Ce sujet concerne aussi indirectement de nombreux salariés : ceux qui envisagent de créer leur activité en cours de carrière, ou dont le conjoint exerce une activité non salariée, ont tout intérêt à se renseigner sur ces règles distinctes pour ajuster leur stratégie d'épargne à l'échelle du foyer.
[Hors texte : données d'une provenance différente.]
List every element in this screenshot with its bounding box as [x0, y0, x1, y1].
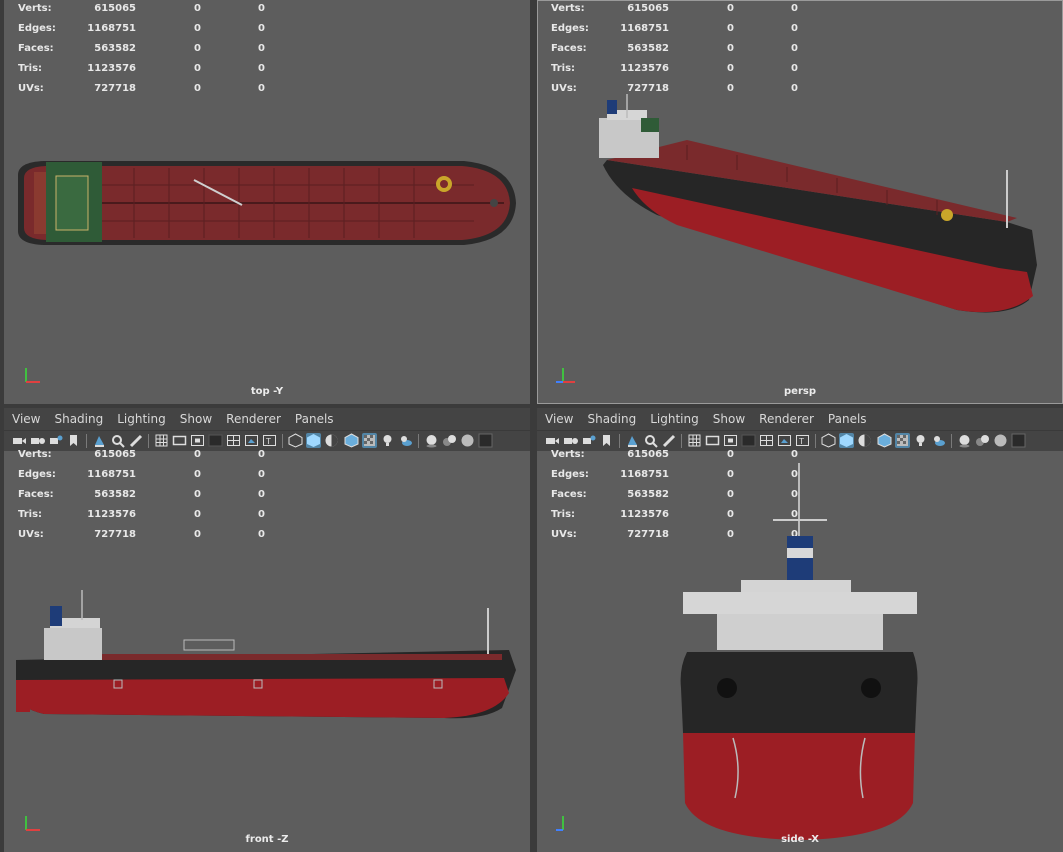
- camera-label: front -Z: [245, 834, 289, 845]
- tanker-model-persp[interactable]: [537, 0, 1063, 404]
- axis-gizmo: [553, 810, 579, 836]
- axis-gizmo: [20, 362, 46, 388]
- viewport-side[interactable]: View Shading Lighting Show Renderer Panels T: [537, 408, 1063, 852]
- tanker-model-front[interactable]: [4, 408, 530, 852]
- viewport-front[interactable]: View Shading Lighting Show Renderer Panels T: [4, 408, 530, 852]
- viewport-persp[interactable]: Verts: 615065 0 0 Edges: 1168751 0 0 Faces: 563…: [537, 0, 1063, 404]
- tanker-model-top[interactable]: [4, 0, 530, 404]
- axis-gizmo: [20, 810, 46, 836]
- camera-label: top -Y: [250, 386, 284, 397]
- viewport-top[interactable]: Verts: 615065 0 0 Edges: 1168751 0 0 Faces: 563…: [4, 0, 530, 404]
- axis-gizmo: [553, 362, 579, 388]
- tanker-model-side[interactable]: [537, 408, 1063, 852]
- camera-label: persp: [784, 386, 816, 397]
- camera-label: side -X: [781, 834, 819, 845]
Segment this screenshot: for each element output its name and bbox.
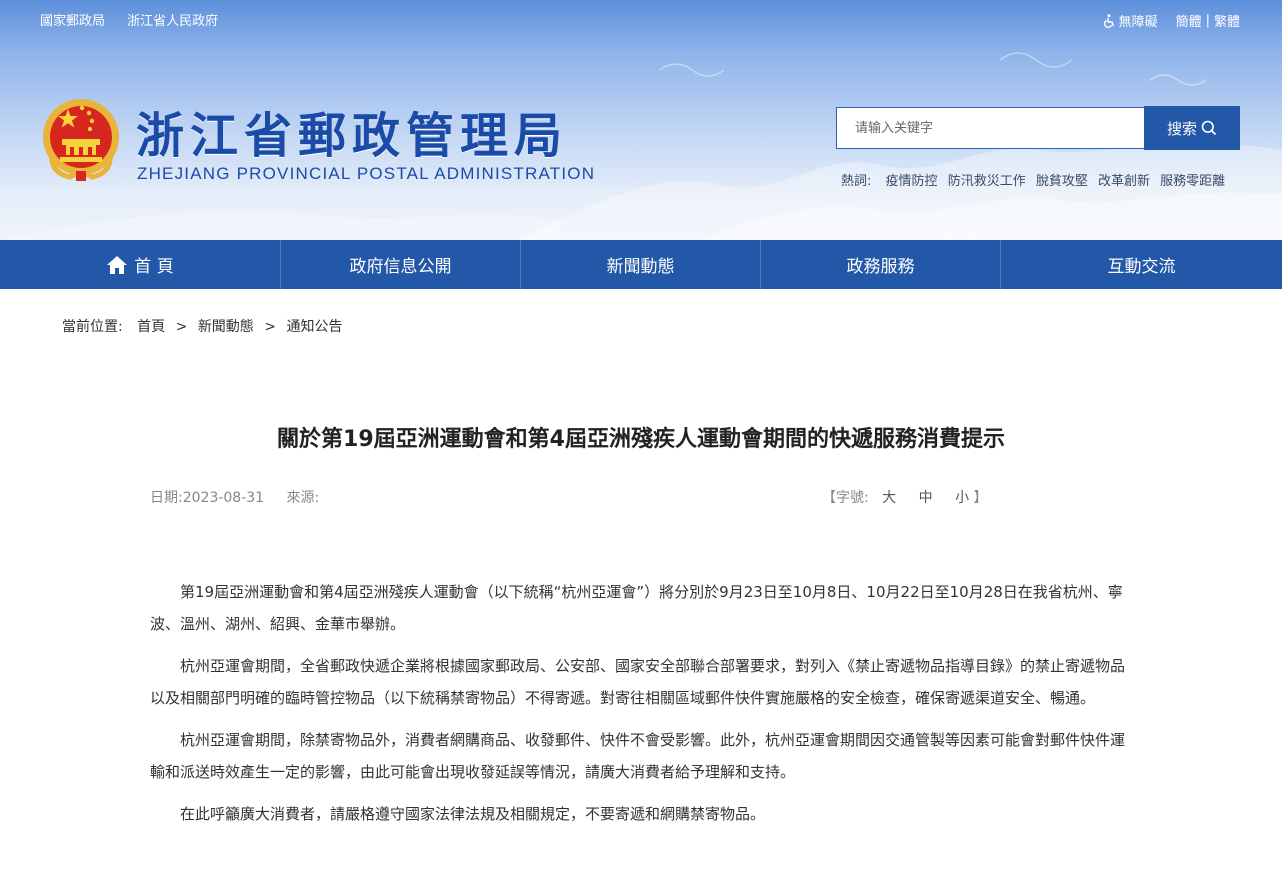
nav-item-news[interactable]: 新聞動態 xyxy=(521,240,761,289)
font-size-small[interactable]: 小 xyxy=(955,490,969,506)
top-link-zj-gov[interactable]: 浙江省人民政府 xyxy=(127,14,218,29)
hot-words: 熱詞: 疫情防控 防汛救災工作 脫貧攻堅 改革創新 服務零距離 xyxy=(841,170,1231,189)
article-paragraph: 在此呼籲廣大消費者，請嚴格遵守國家法律法規及相關規定，不要寄遞和網購禁寄物品。 xyxy=(180,805,766,823)
article-meta: 日期:2023-08-31 來源: xyxy=(150,487,319,507)
wheelchair-icon xyxy=(1103,13,1114,28)
main-nav: 首 頁 政府信息公開 新聞動態 政務服務 互動交流 xyxy=(0,240,1282,289)
source-label: 來源: xyxy=(286,490,320,506)
hot-word[interactable]: 改革創新 xyxy=(1098,174,1150,189)
article-date: 2023-08-31 xyxy=(182,490,265,506)
breadcrumb-separator: > xyxy=(264,319,276,335)
site-title: 浙江省郵政管理局 xyxy=(136,108,569,164)
hot-word[interactable]: 脫貧攻堅 xyxy=(1036,174,1088,189)
lang-separator: | xyxy=(1205,13,1210,28)
article-paragraph: 杭州亞運會期間，全省郵政快遞企業將根據國家郵政局、公安部、國家安全部聯合部署要求… xyxy=(150,657,1126,707)
font-size-close: 】 xyxy=(973,490,988,506)
nav-item-label: 首 頁 xyxy=(134,257,174,277)
breadcrumb: 當前位置: 首頁 > 新聞動態 > 通知公告 xyxy=(62,316,342,336)
article-body: 第19屆亞洲運動會和第4屆亞洲殘疾人運動會（以下統稱“杭州亞運會”）將分別於9月… xyxy=(150,576,1134,840)
breadcrumb-notices[interactable]: 通知公告 xyxy=(286,319,342,335)
home-icon xyxy=(107,255,128,274)
nav-item-gov-info[interactable]: 政府信息公開 xyxy=(281,240,521,289)
article-title: 關於第19屆亞洲運動會和第4屆亞洲殘疾人運動會期間的快遞服務消費提示 xyxy=(277,427,1005,452)
hot-word[interactable]: 防汛救災工作 xyxy=(948,174,1026,189)
hot-word[interactable]: 疫情防控 xyxy=(886,174,938,189)
article-paragraph: 杭州亞運會期間，除禁寄物品外，消費者網購商品、收發郵件、快件不會受影響。此外，杭… xyxy=(150,731,1126,781)
search-button[interactable]: 搜索 xyxy=(1144,106,1240,150)
font-size-switcher: 【字號: 大 中 小 】 xyxy=(822,487,988,507)
top-links: 國家郵政局 浙江省人民政府 xyxy=(40,10,236,29)
hot-words-label: 熱詞: xyxy=(841,174,872,189)
site-subtitle: ZHEJIANG PROVINCIAL POSTAL ADMINISTRATIO… xyxy=(137,164,596,183)
breadcrumb-home[interactable]: 首頁 xyxy=(137,319,165,335)
search-input[interactable] xyxy=(836,107,1144,149)
top-tools: 無障礙 簡體 | 繁體 xyxy=(1102,11,1240,30)
font-size-label: 【字號: xyxy=(822,490,869,506)
site-header: 國家郵政局 浙江省人民政府 無障礙 簡體 | 繁體 浙江省郵政管理局 ZHEJI… xyxy=(0,0,1282,240)
top-link-state-post[interactable]: 國家郵政局 xyxy=(40,14,105,29)
font-size-medium[interactable]: 中 xyxy=(919,490,933,506)
search-icon xyxy=(1201,120,1217,136)
simplified-link[interactable]: 簡體 xyxy=(1176,11,1202,30)
font-size-large[interactable]: 大 xyxy=(882,490,896,506)
accessibility-link[interactable]: 無障礙 xyxy=(1102,11,1158,30)
breadcrumb-label: 當前位置: xyxy=(62,319,123,335)
hot-word[interactable]: 服務零距離 xyxy=(1160,174,1225,189)
national-emblem-icon xyxy=(43,99,119,181)
traditional-link[interactable]: 繁體 xyxy=(1214,11,1240,30)
search-button-label: 搜索 xyxy=(1166,119,1197,138)
article-paragraph: 第19屆亞洲運動會和第4屆亞洲殘疾人運動會（以下統稱“杭州亞運會”）將分別於9月… xyxy=(150,583,1123,633)
nav-item-home[interactable]: 首 頁 xyxy=(0,240,281,289)
nav-item-interaction[interactable]: 互動交流 xyxy=(1001,240,1282,289)
nav-item-services[interactable]: 政務服務 xyxy=(761,240,1001,289)
search-bar: 搜索 xyxy=(836,106,1240,150)
accessibility-label: 無障礙 xyxy=(1118,15,1158,30)
breadcrumb-news[interactable]: 新聞動態 xyxy=(198,319,254,335)
breadcrumb-separator: > xyxy=(175,319,188,335)
date-label: 日期: xyxy=(150,490,183,506)
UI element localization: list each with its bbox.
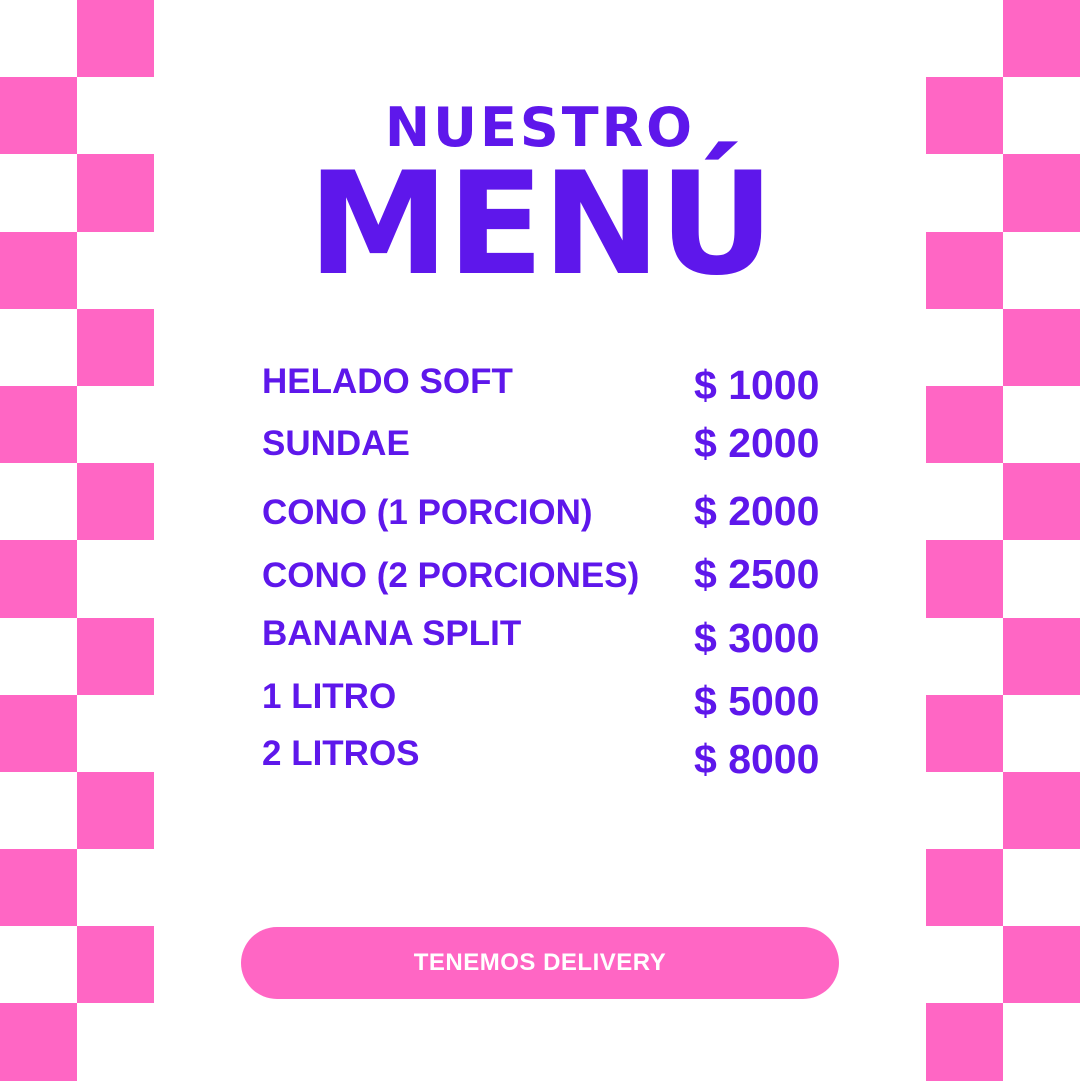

À ce titre, il faut savoir que la gestion de la retraite des indépendants a elle-même évolué : jusqu'en 2018, elle relevait du RSI (Régime Social des Indépendants), souvent critiqué pour ses lenteurs administratives, avant d'être reprise par la Sécurité sociale des indépendants, aujourd'hui intégrée au régime général, à l'exception de certaines professions libérales réglementées qui conservent leurs propres caisses complémentaires.

 

PER ou anciens produits : que faire des contrats existants ?

Les salariés qui détiennent encore un ancien Perco ou un contrat Article 83 peuvent choisir de les conserver, de continuer à les alimenter, ou de les transférer vers un PER plus récent, généralement plus souple en matière de frais et de conditions de sortie. Ce transfert permet notamment de regrouper l'ensemble de son épargne retraite sur un support unique, plus lisible, tout en bénéficiant d'une plus grande liberté de sortie et, dans bien des cas, de frais de gestion réduits par rapport aux anciens contrats.

 

Depuis 70 ans, la déduction fiscale à l'entrée disparaît

Depuis le 1er janvier 2026, les versements effectués sur un PER après le 70ᵉ anniversaire du titulaire ne sont plus déductibles du revenu imposable. Les salariés qui poursuivent une activité au-delà de cet âge ont donc intérêt à concentrer leurs versements les plus importants avant cette échéance, afin de profiter pleinement de l'avantage fiscal tant qu'il reste applicable.

 

Pour un salarié, le PER combine trois leviers rarement réunis dans un seul produit : une déduction fiscale sur les versements volontaires, un abondement potentiellement exonéré via le compartiment collectif de l'entreprise, et une grande liberté de sortie à la retraite. La clé d'une stratégie efficace reste de vérifier son plafond disponible chaque année, d'exploiter le report des plafonds non utilisés, et de solliciter l'avis d'un conseiller en gestion de patrimoine avant tout versement significatif, afin d'ajuster ses arbitrages à sa situation professionnelle et à ses perspectives de revenus.